Abstract
Introduction
Electromyography (EMG) is the best known method in obtaining in vivo muscle activation signals during dynamic activities, and this study focuses on comparing the EMG signals of the quadriceps muscles for different TKA designs and normal knees during maximum weight bearing flexion. It is hypothesized that the activation levels will be higher for the TKA groups than the normal group.
Methods
Twenty-five subjects were involved in the study with 11 having a normal knee, five a rotating platform (RP) posterior stabilized (PS) TKA, and nine subjects with a PFC TC3 revision TKA. EMG signals were obtained from the rectus femoris, vastus medialis, and vastus lateralis as the patients performed a deep knee bend from full extension to maximum flexion. The data was synchronized with the activity so that the EMG data could be set in flexion-space and compared across the groups. EMG signals were pre-processed by converting the raw signals into neural excitations and normalizing this data with the maximum voluntary contraction (MVC) performed by the subject.
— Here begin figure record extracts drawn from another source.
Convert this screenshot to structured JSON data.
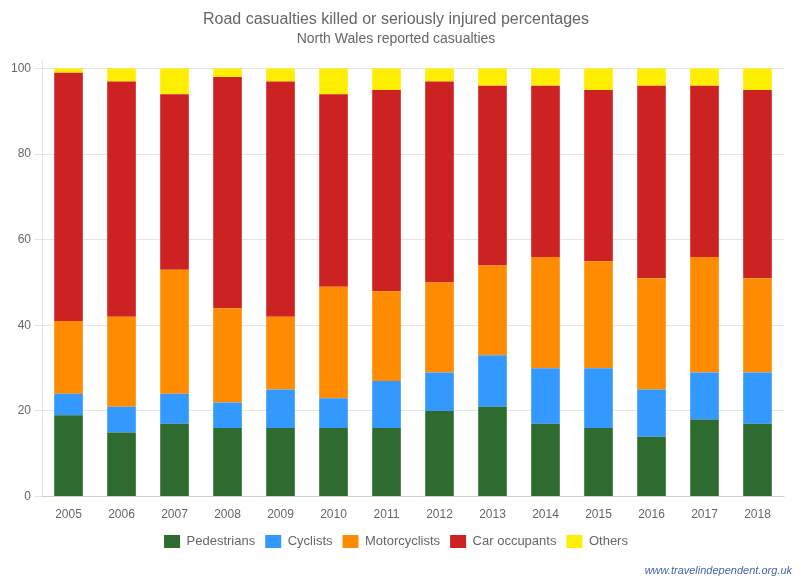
{
  "chart_data": {
    "type": "bar",
    "stacked": true,
    "title": "Road casualties killed or seriously injured percentages",
    "subtitle": "North Wales reported casualties",
    "categories": [
      "2005",
      "2006",
      "2007",
      "2008",
      "2009",
      "2010",
      "2011",
      "2012",
      "2013",
      "2014",
      "2015",
      "2016",
      "2017",
      "2018"
    ],
    "series": [
      {
        "name": "Pedestrians",
        "color": "#2e6b2e",
        "values": [
          19,
          15,
          17,
          16,
          16,
          16,
          16,
          20,
          21,
          17,
          16,
          14,
          18,
          17
        ]
      },
      {
        "name": "Cyclists",
        "color": "#3399ff",
        "values": [
          5,
          6,
          7,
          6,
          9,
          7,
          11,
          9,
          12,
          13,
          14,
          11,
          11,
          12
        ]
      },
      {
        "name": "Motorcyclists",
        "color": "#ff8c00",
        "values": [
          17,
          21,
          29,
          22,
          17,
          26,
          21,
          21,
          21,
          26,
          25,
          26,
          27,
          22
        ]
      },
      {
        "name": "Car occupants",
        "color": "#cc2222",
        "values": [
          58,
          55,
          41,
          54,
          55,
          45,
          47,
          47,
          42,
          40,
          40,
          45,
          40,
          44
        ]
      },
      {
        "name": "Others",
        "color": "#ffee00",
        "values": [
          1,
          3,
          6,
          2,
          3,
          6,
          5,
          3,
          4,
          4,
          5,
          4,
          4,
          5
        ]
      }
    ],
    "ylim": [
      0,
      102
    ],
    "yticks": [
      0,
      20,
      40,
      60,
      80,
      100
    ],
    "grid": true,
    "legend": "bottom",
    "annotations": [
      "www.travelindependent.org.uk"
    ]
  }
}
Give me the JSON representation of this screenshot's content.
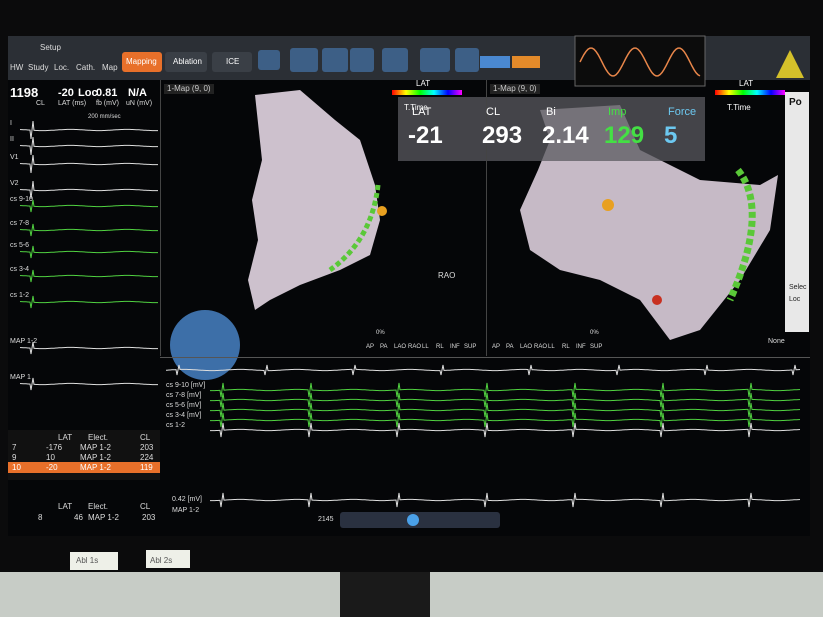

The signals were then processed to find the muscle activations which, normalized by MVC, range from 0 to 1.
Results
The average muscle activations for each of the three groups are shown in Figures 1, 2, and 3 for the rectus femoris, vastus medialis, and vastus lateralis respectively. The vastus medialis had the highest activation of the muscles during the weight bearing activity from 0 to 90 degrees flexion. On average, the trend seen is that the normal group had lower muscle activation levels to perform the weight bearing activity as opposed to the TKA groups which supports our hypothesis. The PS RP TKA had lower peak values than the PFC TC3 TKA.
Discussion
EMG analysis provides insight into muscle activation during dynamic activities. When designing TKA devices for implantation, the patient themselves must be taken into account. In a subject with deficient ligaments, a more constrained device can make day-to-day activities easier, but at the expense of extra effort in achieving higher flexion activities. The high constraints within the PFC TC3 may cause the patient to have to put more effort into the activity.
The rotating platform TKA had closer to normal muscle activation levels for the maximum weight bearing knee flexion activity.